Il a assuré qu’il s’agit d’un processus dans lequel ils n’ont pas beaucoup d’expérience, mais afin que la jeunesse des quartiers de la Colombie, qui n’a pas le choix, puisse bien vivre, s’intégrer dans la société, puisse étudier, faire les carrières de ses rêves et vivre dans un lieu digne, cette démarche est nécessaire.
L’acte d’installation de l’Espace de Conversation Socio-juridique entre le Gouvernement National et les Structures Armées Organisées de Medellin et la Vallée d’Aburrá a eu lieu à la prison La Paz d’Itagüí, et a été mené par le Haut Commissaire pour la Paix, Danilo Rueda.
«La paix n’est pas facile, comme la guerre n’est pas facile, vous le savez. Ce n’est pas facile, le froid, la montagne, la route, le danger, la peur. Mais la paix est plus difficile que la guerre. Mais il faut faire en sorte que la Colombie ne s’entre-tue pas, parce que cela fait 72 ans que nous ne vivons pas en paix », a-t-il déclaré.
Le processus mis en place ce vendredi a comme critère central pour la prise de décisions le respect des droits des communautés touchées par la violence et la définition des garanties de non-répétition, a souligné Rueda.

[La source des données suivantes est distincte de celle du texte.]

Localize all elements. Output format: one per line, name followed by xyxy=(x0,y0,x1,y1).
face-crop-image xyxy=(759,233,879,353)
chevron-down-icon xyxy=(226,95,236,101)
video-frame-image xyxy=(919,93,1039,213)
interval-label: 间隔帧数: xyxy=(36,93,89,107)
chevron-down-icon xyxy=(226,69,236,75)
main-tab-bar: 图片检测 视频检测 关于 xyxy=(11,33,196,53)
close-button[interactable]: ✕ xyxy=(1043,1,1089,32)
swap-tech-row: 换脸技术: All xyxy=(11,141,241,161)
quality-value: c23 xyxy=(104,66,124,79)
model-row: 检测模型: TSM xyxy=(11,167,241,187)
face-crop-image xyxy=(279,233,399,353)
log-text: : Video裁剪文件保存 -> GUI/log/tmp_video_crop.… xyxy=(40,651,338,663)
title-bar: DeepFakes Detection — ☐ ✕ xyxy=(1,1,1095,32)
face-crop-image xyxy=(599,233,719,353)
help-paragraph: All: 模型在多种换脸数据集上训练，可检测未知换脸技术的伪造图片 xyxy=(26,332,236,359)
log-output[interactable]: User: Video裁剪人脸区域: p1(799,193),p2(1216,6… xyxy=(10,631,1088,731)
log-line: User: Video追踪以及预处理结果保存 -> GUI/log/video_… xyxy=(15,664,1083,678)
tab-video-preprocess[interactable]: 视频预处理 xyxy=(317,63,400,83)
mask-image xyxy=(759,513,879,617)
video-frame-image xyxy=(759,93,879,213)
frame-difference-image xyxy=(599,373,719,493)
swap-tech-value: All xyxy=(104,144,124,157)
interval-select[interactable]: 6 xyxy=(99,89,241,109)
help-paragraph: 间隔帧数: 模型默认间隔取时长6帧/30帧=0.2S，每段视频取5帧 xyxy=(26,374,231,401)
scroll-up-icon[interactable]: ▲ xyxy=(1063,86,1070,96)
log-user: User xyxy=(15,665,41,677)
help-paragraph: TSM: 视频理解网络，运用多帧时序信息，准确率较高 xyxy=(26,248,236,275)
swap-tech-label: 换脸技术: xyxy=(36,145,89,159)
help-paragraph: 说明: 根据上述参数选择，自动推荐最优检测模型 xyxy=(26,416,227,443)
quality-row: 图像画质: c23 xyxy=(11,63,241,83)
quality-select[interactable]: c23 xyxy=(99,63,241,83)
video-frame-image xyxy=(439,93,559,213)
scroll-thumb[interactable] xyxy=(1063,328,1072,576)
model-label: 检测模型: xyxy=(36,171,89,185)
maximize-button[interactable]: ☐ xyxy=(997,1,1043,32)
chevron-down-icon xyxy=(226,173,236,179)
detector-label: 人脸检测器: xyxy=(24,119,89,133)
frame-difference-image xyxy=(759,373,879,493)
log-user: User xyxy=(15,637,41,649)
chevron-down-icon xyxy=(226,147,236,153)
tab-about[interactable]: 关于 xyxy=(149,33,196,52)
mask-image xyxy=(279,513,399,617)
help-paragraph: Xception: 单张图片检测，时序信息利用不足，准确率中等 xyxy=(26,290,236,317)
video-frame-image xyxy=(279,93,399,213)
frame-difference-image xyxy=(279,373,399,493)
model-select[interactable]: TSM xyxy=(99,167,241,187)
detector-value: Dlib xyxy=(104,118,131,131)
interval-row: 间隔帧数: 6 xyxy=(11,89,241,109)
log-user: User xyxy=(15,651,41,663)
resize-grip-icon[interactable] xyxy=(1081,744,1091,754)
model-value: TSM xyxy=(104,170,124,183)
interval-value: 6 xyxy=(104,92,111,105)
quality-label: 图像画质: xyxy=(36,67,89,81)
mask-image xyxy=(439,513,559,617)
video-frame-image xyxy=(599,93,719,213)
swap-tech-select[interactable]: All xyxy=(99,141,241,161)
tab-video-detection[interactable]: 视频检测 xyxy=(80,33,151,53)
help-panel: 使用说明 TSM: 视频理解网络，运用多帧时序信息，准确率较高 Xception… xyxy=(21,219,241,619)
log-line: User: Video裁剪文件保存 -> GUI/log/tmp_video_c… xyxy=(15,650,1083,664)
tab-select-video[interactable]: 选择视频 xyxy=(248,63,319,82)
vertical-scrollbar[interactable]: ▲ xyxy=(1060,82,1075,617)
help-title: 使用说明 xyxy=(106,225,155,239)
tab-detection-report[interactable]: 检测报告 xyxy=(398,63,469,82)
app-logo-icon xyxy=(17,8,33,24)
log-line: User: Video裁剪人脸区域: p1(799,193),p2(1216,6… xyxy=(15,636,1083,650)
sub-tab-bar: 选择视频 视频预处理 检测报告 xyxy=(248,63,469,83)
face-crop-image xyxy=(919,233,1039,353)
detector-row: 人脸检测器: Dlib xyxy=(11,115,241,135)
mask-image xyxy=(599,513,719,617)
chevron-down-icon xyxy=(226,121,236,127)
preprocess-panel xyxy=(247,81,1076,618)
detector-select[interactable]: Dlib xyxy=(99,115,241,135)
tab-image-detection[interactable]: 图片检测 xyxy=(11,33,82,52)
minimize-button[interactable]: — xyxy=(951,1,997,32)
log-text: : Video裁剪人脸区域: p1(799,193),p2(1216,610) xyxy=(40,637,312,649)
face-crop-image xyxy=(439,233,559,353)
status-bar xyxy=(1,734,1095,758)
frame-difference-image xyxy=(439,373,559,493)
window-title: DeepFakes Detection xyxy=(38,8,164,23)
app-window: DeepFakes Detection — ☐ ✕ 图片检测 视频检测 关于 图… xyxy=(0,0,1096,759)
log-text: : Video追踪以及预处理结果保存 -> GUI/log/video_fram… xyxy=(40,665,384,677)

Cette rencontre a lieu après plusieurs mois de rapprochements exploratoires et de construction de la confiance entre les parties.
Selon le Bureau du Haut Commissaire pour la Paix, «les groupes armés (concernés) ont clairement manifesté leur volonté de mettre un terme à la violence, ouvrant la porte à la deuxième phase de ce processus important pour surmonter le conflit urbain».
Il a noté que ce nouvel espace de dialogue s’est concrétisé grâce au soutien et à l’accompagnement de la société civile, de leaders sociaux et de jeunes de la ville, de représentants religieux, entre autres.